- Born: November 29, 1959 (age 66) Singapore
- Education: Curtin University of Technology (BFA,MFA,DCA)
- Known for: Performance art, installation art
- Movement: Contemporary art

= S. Chandrasekaran =

Singaporean contemporary artist (born 1959)

S. Chandrasekaran is a Singaporean contemporary artist known for his work in performance art in 1980s Singapore. He has held executive positions as Head of School at the Nanyang Academy of Fine Arts and LASALLE College of Arts.

== Early life and education ==
He received a diploma from the Nanyang Academy of Fine Arts in

He obtained his doctorate in cross-cultural studies in Performance Art from Curtin University in 2007.

== Career ==
He was a Senior Research Fellow at Institute of Southeast Asia, NAFA. He has also served as Academic Advisor for Postgraduate programs with Loughborough University/NAFA and Royal Melbourne Institute of Technology/LASALLE-SIA.

He is a founder/artistic director for the Biological Arts Theatre (BAT); a new media experimental theatre for Life Science and Arts. His research interests are cross-cultural studies, Asian aesthetics, life science, and experimental theatre. His teaching interests are life drawing, sculpture, alternative drawing, art photography, contemporary painting, installation art, performance art, new media, and cross disciplinary studies.

==Exhibitions==
Chandrasekaran has been represented in major exhibitions, such as Havana Biennial (Cuba), 1st Asia Pacific Triennial (Brisbane), Asia-Pacific Performance Art Festival (Canada), International Performance Art Festival(Poland), 49th Venice Biennale and 8th Festival of Contemporary Art (Slovenia). He has been commissioned to work on public artworks such as for the World Sculpture Park at Changchun, China in 2001 and MRT station (Little India, Singapore).

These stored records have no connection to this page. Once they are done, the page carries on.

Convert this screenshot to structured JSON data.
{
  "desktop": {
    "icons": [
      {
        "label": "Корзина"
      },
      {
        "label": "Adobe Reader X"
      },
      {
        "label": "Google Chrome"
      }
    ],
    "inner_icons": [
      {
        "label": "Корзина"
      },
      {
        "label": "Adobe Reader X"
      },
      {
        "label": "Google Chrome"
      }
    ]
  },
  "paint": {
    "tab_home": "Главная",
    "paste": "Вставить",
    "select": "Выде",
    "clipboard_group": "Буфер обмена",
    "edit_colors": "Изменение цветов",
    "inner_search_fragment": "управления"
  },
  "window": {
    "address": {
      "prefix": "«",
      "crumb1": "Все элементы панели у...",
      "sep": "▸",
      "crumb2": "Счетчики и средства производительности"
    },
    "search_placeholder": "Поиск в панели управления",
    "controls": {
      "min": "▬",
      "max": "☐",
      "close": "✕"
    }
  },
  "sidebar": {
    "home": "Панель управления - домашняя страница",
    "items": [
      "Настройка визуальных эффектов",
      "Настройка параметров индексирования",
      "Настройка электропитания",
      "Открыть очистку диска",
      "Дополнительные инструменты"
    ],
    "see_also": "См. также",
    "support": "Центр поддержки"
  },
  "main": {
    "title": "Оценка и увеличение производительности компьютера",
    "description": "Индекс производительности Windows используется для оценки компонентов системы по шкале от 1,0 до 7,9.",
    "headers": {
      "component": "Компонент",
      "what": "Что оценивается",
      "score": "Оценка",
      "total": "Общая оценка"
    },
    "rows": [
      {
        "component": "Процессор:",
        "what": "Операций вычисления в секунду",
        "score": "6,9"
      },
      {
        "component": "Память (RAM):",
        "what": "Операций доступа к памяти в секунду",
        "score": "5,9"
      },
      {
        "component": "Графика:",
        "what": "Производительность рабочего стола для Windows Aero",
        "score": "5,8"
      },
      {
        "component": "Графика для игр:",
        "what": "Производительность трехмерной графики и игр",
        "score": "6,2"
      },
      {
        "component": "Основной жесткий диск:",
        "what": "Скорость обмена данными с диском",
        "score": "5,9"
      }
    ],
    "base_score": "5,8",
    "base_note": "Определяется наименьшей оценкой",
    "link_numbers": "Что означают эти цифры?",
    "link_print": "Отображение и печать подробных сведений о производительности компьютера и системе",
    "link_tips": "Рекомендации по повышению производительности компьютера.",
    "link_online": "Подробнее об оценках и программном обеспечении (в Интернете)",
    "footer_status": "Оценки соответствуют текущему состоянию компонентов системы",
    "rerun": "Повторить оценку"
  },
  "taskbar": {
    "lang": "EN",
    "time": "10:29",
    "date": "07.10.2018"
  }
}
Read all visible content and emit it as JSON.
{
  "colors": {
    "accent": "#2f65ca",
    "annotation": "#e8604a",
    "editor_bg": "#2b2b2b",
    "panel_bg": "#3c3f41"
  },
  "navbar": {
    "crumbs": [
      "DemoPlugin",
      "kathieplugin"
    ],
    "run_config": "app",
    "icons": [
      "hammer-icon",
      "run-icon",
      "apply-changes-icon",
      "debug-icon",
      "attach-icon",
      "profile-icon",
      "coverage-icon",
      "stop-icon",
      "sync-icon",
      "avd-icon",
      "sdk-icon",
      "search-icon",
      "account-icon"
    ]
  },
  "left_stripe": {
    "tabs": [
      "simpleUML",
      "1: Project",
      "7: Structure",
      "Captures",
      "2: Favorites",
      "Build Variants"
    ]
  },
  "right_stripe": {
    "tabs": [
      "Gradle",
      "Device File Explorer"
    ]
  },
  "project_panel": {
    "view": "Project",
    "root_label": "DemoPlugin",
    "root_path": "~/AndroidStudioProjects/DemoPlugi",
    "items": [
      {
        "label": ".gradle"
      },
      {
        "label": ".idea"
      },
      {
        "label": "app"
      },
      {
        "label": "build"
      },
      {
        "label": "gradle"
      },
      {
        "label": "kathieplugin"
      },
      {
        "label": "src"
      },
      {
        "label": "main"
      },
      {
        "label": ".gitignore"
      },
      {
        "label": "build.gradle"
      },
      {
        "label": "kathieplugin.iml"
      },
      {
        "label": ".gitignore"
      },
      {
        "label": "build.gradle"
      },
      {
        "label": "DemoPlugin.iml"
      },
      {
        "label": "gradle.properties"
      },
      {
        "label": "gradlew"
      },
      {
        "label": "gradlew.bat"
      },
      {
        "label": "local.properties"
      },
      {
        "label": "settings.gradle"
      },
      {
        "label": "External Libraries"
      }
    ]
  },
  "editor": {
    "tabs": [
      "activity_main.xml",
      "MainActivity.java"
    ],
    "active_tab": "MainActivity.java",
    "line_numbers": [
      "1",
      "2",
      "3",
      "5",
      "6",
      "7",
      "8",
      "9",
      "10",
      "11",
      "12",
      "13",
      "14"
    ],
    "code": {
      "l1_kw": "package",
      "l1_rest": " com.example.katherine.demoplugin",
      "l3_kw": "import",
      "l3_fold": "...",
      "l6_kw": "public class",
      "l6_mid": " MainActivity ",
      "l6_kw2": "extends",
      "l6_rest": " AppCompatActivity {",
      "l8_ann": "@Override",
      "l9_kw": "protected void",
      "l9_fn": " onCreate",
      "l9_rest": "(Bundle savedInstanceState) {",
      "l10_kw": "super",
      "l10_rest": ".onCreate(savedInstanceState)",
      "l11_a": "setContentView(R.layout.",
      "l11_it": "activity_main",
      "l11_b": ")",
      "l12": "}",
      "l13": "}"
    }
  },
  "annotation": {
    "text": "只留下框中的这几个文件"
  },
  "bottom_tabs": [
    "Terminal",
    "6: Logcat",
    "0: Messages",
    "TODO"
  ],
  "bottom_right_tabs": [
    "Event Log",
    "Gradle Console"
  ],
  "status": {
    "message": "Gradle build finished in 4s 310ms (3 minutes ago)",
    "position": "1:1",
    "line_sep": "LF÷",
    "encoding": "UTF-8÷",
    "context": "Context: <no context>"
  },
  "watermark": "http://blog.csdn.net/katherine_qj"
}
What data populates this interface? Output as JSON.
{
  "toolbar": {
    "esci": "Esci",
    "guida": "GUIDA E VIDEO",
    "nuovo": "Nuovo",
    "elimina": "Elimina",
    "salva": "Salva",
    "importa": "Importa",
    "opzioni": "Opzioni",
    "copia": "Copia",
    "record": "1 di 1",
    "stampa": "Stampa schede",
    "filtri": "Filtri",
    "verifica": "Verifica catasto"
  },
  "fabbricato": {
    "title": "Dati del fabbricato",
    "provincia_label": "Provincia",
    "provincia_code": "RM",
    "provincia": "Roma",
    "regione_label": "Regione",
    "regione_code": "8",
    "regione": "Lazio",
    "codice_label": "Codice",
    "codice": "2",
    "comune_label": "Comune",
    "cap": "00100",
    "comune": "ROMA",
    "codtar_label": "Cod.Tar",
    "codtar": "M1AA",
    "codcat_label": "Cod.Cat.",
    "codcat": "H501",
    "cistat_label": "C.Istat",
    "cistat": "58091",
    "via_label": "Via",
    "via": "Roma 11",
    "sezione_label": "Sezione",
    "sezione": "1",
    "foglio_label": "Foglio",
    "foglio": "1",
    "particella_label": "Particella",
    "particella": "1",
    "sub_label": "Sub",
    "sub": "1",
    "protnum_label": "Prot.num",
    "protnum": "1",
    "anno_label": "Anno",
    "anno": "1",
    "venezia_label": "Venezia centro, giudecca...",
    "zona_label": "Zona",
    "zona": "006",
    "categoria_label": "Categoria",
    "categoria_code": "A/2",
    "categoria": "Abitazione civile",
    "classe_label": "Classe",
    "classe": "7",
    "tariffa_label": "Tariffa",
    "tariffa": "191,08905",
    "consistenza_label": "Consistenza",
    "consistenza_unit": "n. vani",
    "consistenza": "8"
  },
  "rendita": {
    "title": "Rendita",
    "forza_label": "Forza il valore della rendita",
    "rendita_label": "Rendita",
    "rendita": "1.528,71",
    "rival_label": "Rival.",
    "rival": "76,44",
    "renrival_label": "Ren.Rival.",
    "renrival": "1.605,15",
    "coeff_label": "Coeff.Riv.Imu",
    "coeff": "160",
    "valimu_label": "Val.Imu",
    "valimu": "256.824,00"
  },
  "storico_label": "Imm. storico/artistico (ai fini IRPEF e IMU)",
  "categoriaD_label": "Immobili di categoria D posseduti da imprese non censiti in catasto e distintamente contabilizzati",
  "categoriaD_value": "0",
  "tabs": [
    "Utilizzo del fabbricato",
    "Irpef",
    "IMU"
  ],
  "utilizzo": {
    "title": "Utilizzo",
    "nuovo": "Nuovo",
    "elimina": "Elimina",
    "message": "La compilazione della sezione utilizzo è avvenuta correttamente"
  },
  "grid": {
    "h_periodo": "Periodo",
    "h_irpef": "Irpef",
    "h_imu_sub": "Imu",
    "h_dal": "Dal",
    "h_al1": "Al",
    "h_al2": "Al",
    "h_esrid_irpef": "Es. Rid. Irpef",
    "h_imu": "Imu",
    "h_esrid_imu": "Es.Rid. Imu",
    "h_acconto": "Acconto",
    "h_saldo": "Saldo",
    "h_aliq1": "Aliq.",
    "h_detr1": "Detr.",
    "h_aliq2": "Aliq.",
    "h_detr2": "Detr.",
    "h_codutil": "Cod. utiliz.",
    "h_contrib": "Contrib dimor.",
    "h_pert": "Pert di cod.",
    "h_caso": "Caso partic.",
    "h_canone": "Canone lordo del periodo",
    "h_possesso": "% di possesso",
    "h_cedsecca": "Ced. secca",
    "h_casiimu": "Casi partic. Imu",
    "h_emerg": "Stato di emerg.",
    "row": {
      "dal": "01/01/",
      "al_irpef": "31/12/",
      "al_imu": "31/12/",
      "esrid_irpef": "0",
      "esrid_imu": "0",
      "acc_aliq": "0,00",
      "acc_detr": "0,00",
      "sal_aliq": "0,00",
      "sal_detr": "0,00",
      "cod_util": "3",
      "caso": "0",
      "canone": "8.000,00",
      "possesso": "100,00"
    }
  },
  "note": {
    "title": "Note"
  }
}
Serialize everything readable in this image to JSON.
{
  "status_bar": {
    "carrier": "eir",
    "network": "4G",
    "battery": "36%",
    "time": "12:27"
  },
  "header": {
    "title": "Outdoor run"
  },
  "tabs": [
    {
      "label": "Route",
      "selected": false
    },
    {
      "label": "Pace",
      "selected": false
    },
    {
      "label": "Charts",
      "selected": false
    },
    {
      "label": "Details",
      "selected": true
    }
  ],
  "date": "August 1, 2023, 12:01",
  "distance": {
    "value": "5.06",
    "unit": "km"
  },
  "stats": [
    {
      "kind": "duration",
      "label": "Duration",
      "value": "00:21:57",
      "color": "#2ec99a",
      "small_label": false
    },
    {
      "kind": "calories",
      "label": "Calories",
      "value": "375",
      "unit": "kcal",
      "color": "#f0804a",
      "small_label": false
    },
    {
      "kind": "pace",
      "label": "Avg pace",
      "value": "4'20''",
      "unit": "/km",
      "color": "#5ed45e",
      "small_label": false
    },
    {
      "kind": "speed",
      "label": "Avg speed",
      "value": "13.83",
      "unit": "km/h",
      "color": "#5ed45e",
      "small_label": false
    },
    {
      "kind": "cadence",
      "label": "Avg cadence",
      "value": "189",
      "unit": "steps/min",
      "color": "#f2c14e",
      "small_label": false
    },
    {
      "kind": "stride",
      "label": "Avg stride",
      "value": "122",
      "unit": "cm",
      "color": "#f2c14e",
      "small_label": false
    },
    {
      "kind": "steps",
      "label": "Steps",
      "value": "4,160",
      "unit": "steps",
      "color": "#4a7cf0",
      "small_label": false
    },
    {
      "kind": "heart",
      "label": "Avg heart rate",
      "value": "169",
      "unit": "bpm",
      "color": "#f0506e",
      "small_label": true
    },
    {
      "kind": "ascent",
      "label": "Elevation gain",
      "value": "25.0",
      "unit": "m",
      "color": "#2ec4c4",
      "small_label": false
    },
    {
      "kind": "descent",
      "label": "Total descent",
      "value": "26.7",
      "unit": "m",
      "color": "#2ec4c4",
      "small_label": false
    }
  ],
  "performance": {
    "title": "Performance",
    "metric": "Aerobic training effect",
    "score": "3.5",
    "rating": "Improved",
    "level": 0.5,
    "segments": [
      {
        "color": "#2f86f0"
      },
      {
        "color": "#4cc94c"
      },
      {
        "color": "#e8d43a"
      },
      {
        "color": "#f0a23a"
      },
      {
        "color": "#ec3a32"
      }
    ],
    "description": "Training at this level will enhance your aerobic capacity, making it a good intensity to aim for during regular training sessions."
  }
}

The work titled Bioalloy and Body Performance was nominated for APBF Signature Art Prize (Singapore), 2003. He has been invited to international conference and seminars such as Biennale of Electronic Arts (Australia), 3rd Asia-Pacific Arts conference (Taipei) and XIV International Congress for Aesthetics (Slovenia) and University of South Wales (Sydney).

=== Solo Exhibition ===
- LIVING STORIES, Substation, Singapore, 2012
- AKASA, Earl Lu Gallery. LASALLE-SIA, College of the Arts, Singapore, 2002
- ICONS, Fort Canning Gallery, Singapore, 1996
- MADRAS MADLEY, Lalit Kala Academy, Madras, India, 1994

== Publications ==
- Living Stories, First Printers, Singapore, 2012
- Locating Self through Performance Art, LAP Lambert Academic Publishing AG & Co. KG, 2009
- Man and Modern Myth: A Dialogue, Yali Print Publications, India, 1994, Indran and S. Chandrasekaran.